ProShares slashes leverage on surviving volatility ETPs
After this month’s volatility earthquake caused the blow-up of a number of exchange-traded products linked to Wall Street’s fear gauge, an issuer of similar surviving funds is trying to prevent any aftershocks.
ProShares Advisors has announced changes to its investment objectives to reduce leverage on its Short VIX Short-Term Futures ETF (SVXY) and Ultra VIX Short-Term Futures ETF (UVXY). The former, which allowed investors to bet against a rise in volatility, is now aiming to deliver returns equal to one-half the inverse move of the S&P 500 VIX Short-Term Futures Index. Previously, the product had sought to be a perfect mirror image each session.
UVXY, a long volatility product, will attempt to produce returns equal to just one-and-a-half times the underlying index, rather than double the daily move. VIX futures are derivatives on the CBOE Volatility Index (VIX), a gauge of the S&P 500’s projected one-month price swings.
On Feb. 6, Credit Suisse announced the redemption of a fund similar to SVXY — the VelocityShares Daily Inverse VIX Short-Term exchange-traded note (XIV) — after a record one-day spike in the VIX wiped out 90% of the value in the inverse product. The popularity of ETPs that allowed investors to wager on enduring market calm exacerbated the downside for U.S. stocks that week, according to some analysts, helping to catalyze a technical correction.
SVXY — now the largest ETP of its kind — also plunged more than 90% in extended trading that Monday, but was not shuttered.
ProShares’ shifts will be effective as of the close of trading on Feb. 27, according to a press release. However, a permanent change of these investment objectives will require regulatory approval, the ETP provider said.
The scrutiny puts a spotlight on a small corner of the $3.4 trillion ETF industry.February 23
Concerns came into focus when a $1.9 billion exchange traded note lost 90% of its value in a single day.February 15
The moves may push some holders of the products to rebalance their positions to adjust for the decreased leverage, likely at a cost. They will also have an adverse effect on traders who had bought options on either product.
“Ignoring whether we get inflows or outflows … should create a bit of buying pressure on VIX futures,” Peter Tchir, head of macro strategy at Academy Securities, said in a note to investors. “It seems to have the potential to impact options on VIX products, especially if it reduces the risk of a VIX spike.”
Messages left with a ProShares spokesperson were not immediately returned.
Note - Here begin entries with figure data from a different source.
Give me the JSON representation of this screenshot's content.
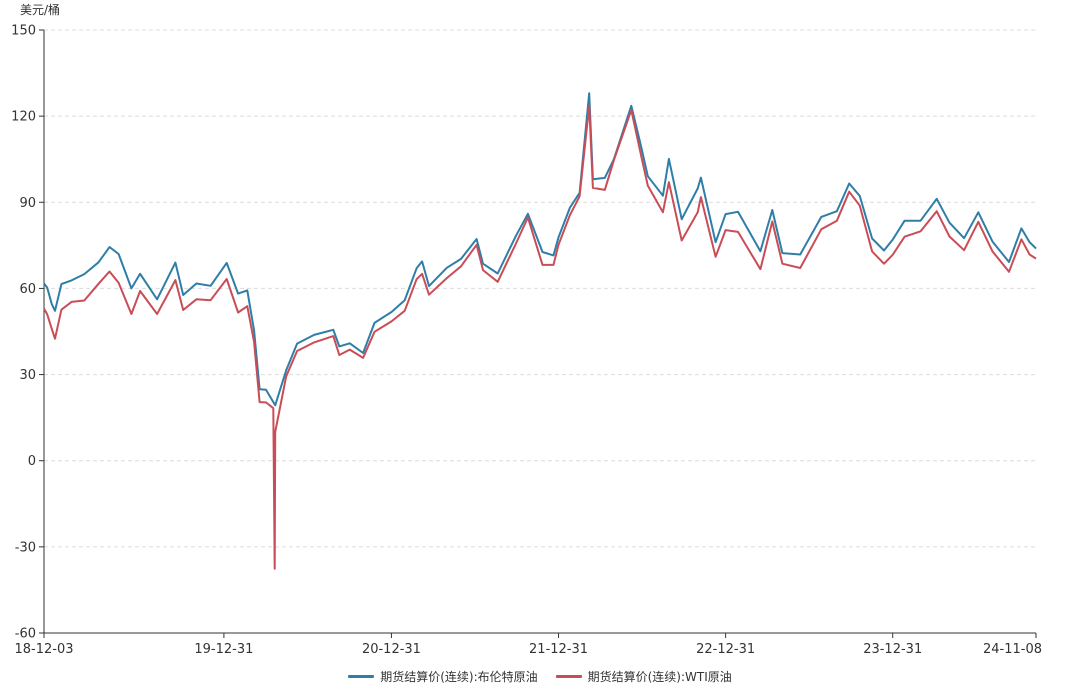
{
  "chart_data": {
    "type": "line",
    "y_unit": "美元/桶",
    "ylim": [
      -60,
      150
    ],
    "yticks": [
      150,
      120,
      90,
      60,
      30,
      0,
      -30,
      -60
    ],
    "x_range": [
      "2018-12-03",
      "2024-11-08"
    ],
    "x_ticks": [
      {
        "label": "18-12-03",
        "date": "2018-12-03"
      },
      {
        "label": "19-12-31",
        "date": "2019-12-31"
      },
      {
        "label": "20-12-31",
        "date": "2020-12-31"
      },
      {
        "label": "21-12-31",
        "date": "2021-12-31"
      },
      {
        "label": "22-12-31",
        "date": "2022-12-31"
      },
      {
        "label": "23-12-31",
        "date": "2023-12-31"
      },
      {
        "label": "24-11-08",
        "date": "2024-11-08"
      }
    ],
    "grid": {
      "horizontal": true,
      "style": "dashed"
    },
    "legend_position": "bottom-center",
    "series": [
      {
        "name": "期货结算价(连续):布伦特原油",
        "color": "#2f7ea8",
        "points": [
          [
            "2018-12-03",
            61.7
          ],
          [
            "2018-12-10",
            60.3
          ],
          [
            "2018-12-20",
            54.5
          ],
          [
            "2018-12-27",
            52.2
          ],
          [
            "2019-01-10",
            61.5
          ],
          [
            "2019-02-01",
            62.8
          ],
          [
            "2019-03-01",
            65.0
          ],
          [
            "2019-04-01",
            69.1
          ],
          [
            "2019-04-25",
            74.4
          ],
          [
            "2019-05-15",
            72.0
          ],
          [
            "2019-06-12",
            60.0
          ],
          [
            "2019-07-01",
            65.1
          ],
          [
            "2019-08-07",
            56.2
          ],
          [
            "2019-09-16",
            69.0
          ],
          [
            "2019-10-03",
            57.7
          ],
          [
            "2019-11-01",
            61.7
          ],
          [
            "2019-12-02",
            60.9
          ],
          [
            "2020-01-06",
            68.9
          ],
          [
            "2020-01-31",
            58.2
          ],
          [
            "2020-02-20",
            59.3
          ],
          [
            "2020-03-06",
            45.3
          ],
          [
            "2020-03-18",
            24.9
          ],
          [
            "2020-04-01",
            24.7
          ],
          [
            "2020-04-21",
            19.3
          ],
          [
            "2020-05-15",
            31.5
          ],
          [
            "2020-06-08",
            40.8
          ],
          [
            "2020-07-15",
            43.8
          ],
          [
            "2020-08-26",
            45.6
          ],
          [
            "2020-09-08",
            39.8
          ],
          [
            "2020-10-01",
            40.9
          ],
          [
            "2020-10-30",
            37.5
          ],
          [
            "2020-11-24",
            48.0
          ],
          [
            "2020-12-31",
            51.8
          ],
          [
            "2021-01-29",
            55.9
          ],
          [
            "2021-02-24",
            67.0
          ],
          [
            "2021-03-08",
            69.4
          ],
          [
            "2021-03-23",
            60.8
          ],
          [
            "2021-05-01",
            67.2
          ],
          [
            "2021-06-01",
            70.3
          ],
          [
            "2021-07-05",
            77.2
          ],
          [
            "2021-07-19",
            68.6
          ],
          [
            "2021-08-20",
            65.2
          ],
          [
            "2021-09-28",
            78.0
          ],
          [
            "2021-10-25",
            86.0
          ],
          [
            "2021-11-26",
            72.7
          ],
          [
            "2021-12-20",
            71.5
          ],
          [
            "2021-12-31",
            77.8
          ],
          [
            "2022-01-25",
            88.2
          ],
          [
            "2022-02-15",
            93.3
          ],
          [
            "2022-03-08",
            127.98
          ],
          [
            "2022-03-16",
            98.0
          ],
          [
            "2022-04-11",
            98.5
          ],
          [
            "2022-05-01",
            105.0
          ],
          [
            "2022-06-08",
            123.6
          ],
          [
            "2022-06-30",
            109.0
          ],
          [
            "2022-07-14",
            99.1
          ],
          [
            "2022-08-16",
            92.3
          ],
          [
            "2022-08-29",
            105.1
          ],
          [
            "2022-09-26",
            84.1
          ],
          [
            "2022-10-31",
            94.8
          ],
          [
            "2022-11-07",
            98.6
          ],
          [
            "2022-12-09",
            76.1
          ],
          [
            "2022-12-31",
            85.9
          ],
          [
            "2023-01-27",
            86.7
          ],
          [
            "2023-03-17",
            72.97
          ],
          [
            "2023-04-12",
            87.3
          ],
          [
            "2023-05-04",
            72.3
          ],
          [
            "2023-06-12",
            71.8
          ],
          [
            "2023-07-28",
            84.9
          ],
          [
            "2023-08-31",
            86.9
          ],
          [
            "2023-09-27",
            96.55
          ],
          [
            "2023-10-20",
            92.2
          ],
          [
            "2023-11-16",
            77.4
          ],
          [
            "2023-12-12",
            73.2
          ],
          [
            "2023-12-31",
            77.0
          ],
          [
            "2024-01-26",
            83.6
          ],
          [
            "2024-03-01",
            83.6
          ],
          [
            "2024-04-05",
            91.2
          ],
          [
            "2024-05-03",
            82.9
          ],
          [
            "2024-06-04",
            77.5
          ],
          [
            "2024-07-05",
            86.5
          ],
          [
            "2024-08-05",
            76.3
          ],
          [
            "2024-09-10",
            69.2
          ],
          [
            "2024-10-07",
            80.9
          ],
          [
            "2024-10-25",
            76.1
          ],
          [
            "2024-11-08",
            73.9
          ]
        ]
      },
      {
        "name": "期货结算价(连续):WTI原油",
        "color": "#c94d57",
        "points": [
          [
            "2018-12-03",
            52.9
          ],
          [
            "2018-12-10",
            51.0
          ],
          [
            "2018-12-20",
            45.9
          ],
          [
            "2018-12-27",
            42.5
          ],
          [
            "2019-01-10",
            52.6
          ],
          [
            "2019-02-01",
            55.3
          ],
          [
            "2019-03-01",
            55.8
          ],
          [
            "2019-04-01",
            61.6
          ],
          [
            "2019-04-25",
            65.9
          ],
          [
            "2019-05-15",
            62.0
          ],
          [
            "2019-06-12",
            51.1
          ],
          [
            "2019-07-01",
            59.1
          ],
          [
            "2019-08-07",
            51.1
          ],
          [
            "2019-09-16",
            62.9
          ],
          [
            "2019-10-03",
            52.5
          ],
          [
            "2019-11-01",
            56.2
          ],
          [
            "2019-12-02",
            55.9
          ],
          [
            "2020-01-06",
            63.3
          ],
          [
            "2020-01-31",
            51.6
          ],
          [
            "2020-02-20",
            53.8
          ],
          [
            "2020-03-06",
            41.3
          ],
          [
            "2020-03-18",
            20.4
          ],
          [
            "2020-04-01",
            20.3
          ],
          [
            "2020-04-17",
            18.3
          ],
          [
            "2020-04-20",
            -37.6
          ],
          [
            "2020-04-21",
            10.0
          ],
          [
            "2020-05-15",
            29.4
          ],
          [
            "2020-06-08",
            38.2
          ],
          [
            "2020-07-15",
            41.2
          ],
          [
            "2020-08-26",
            43.4
          ],
          [
            "2020-09-08",
            36.8
          ],
          [
            "2020-10-01",
            38.7
          ],
          [
            "2020-10-30",
            35.8
          ],
          [
            "2020-11-24",
            44.9
          ],
          [
            "2020-12-31",
            48.5
          ],
          [
            "2021-01-29",
            52.2
          ],
          [
            "2021-02-24",
            63.2
          ],
          [
            "2021-03-08",
            65.1
          ],
          [
            "2021-03-23",
            57.8
          ],
          [
            "2021-05-01",
            63.6
          ],
          [
            "2021-06-01",
            67.7
          ],
          [
            "2021-07-05",
            75.2
          ],
          [
            "2021-07-19",
            66.4
          ],
          [
            "2021-08-20",
            62.3
          ],
          [
            "2021-09-28",
            75.3
          ],
          [
            "2021-10-25",
            84.7
          ],
          [
            "2021-11-26",
            68.2
          ],
          [
            "2021-12-20",
            68.2
          ],
          [
            "2021-12-31",
            75.2
          ],
          [
            "2022-01-25",
            85.6
          ],
          [
            "2022-02-15",
            92.1
          ],
          [
            "2022-03-08",
            123.7
          ],
          [
            "2022-03-16",
            95.0
          ],
          [
            "2022-04-11",
            94.3
          ],
          [
            "2022-05-01",
            104.7
          ],
          [
            "2022-06-08",
            122.1
          ],
          [
            "2022-06-30",
            105.8
          ],
          [
            "2022-07-14",
            95.8
          ],
          [
            "2022-08-16",
            86.5
          ],
          [
            "2022-08-29",
            97.0
          ],
          [
            "2022-09-26",
            76.7
          ],
          [
            "2022-10-31",
            86.5
          ],
          [
            "2022-11-07",
            91.8
          ],
          [
            "2022-12-09",
            71.0
          ],
          [
            "2022-12-31",
            80.3
          ],
          [
            "2023-01-27",
            79.7
          ],
          [
            "2023-03-17",
            66.7
          ],
          [
            "2023-04-12",
            83.3
          ],
          [
            "2023-05-04",
            68.6
          ],
          [
            "2023-06-12",
            67.1
          ],
          [
            "2023-07-28",
            80.6
          ],
          [
            "2023-08-31",
            83.6
          ],
          [
            "2023-09-27",
            93.7
          ],
          [
            "2023-10-20",
            88.8
          ],
          [
            "2023-11-16",
            72.9
          ],
          [
            "2023-12-12",
            68.6
          ],
          [
            "2023-12-31",
            71.7
          ],
          [
            "2024-01-26",
            78.0
          ],
          [
            "2024-03-01",
            79.9
          ],
          [
            "2024-04-05",
            86.9
          ],
          [
            "2024-05-03",
            78.1
          ],
          [
            "2024-06-04",
            73.3
          ],
          [
            "2024-07-05",
            83.2
          ],
          [
            "2024-08-05",
            72.9
          ],
          [
            "2024-09-10",
            65.8
          ],
          [
            "2024-10-07",
            77.1
          ],
          [
            "2024-10-25",
            71.8
          ],
          [
            "2024-11-08",
            70.4
          ]
        ]
      }
    ]
  }
}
An excerpt from the recently-updated prospectus for these products lists increases in margin requirements from exchanges as well as position limits by futures commission merchants and the need to comply with regulatory requirements as potential factors hampering their ability to meet their investment objectives. “High margin requirements could prevent a fund from obtaining sufficient exposure to VIX futures contracts and may adversely affect its ability to achieve its investment objective,” it said.
“Buyers of either calls or puts have paid premia that were based on much higher implied volatility values than will be prevailing post the proposed changes,” said Athanassios Diplas, principal at Diplas Advisors. “Similarly, anyone directly trading these two ETPs, either long or short, whether for hedging or direct investment, will have to adjust their exposures, and incur the associated costs of rebalancing.”
ProShares’ changes should also reduce the chance of an “acceleration event” that could facilitate the closure of either product, if regulatory blessing is received.
“The reduction in leverage reduces the amount these products need to trade daily, and makes SVXY less likely to blow up again,” said Pravit Chintawongvanich, head of derivatives strategy at Macro Risk Advisors. “It’s harder for VIX futures to go up 200% in a single day compared to going up 100% in a single day.”
ProShares noted that the products do not directly track the VIX Index, and are intended for use as trading vehicles rather than long-term holdings.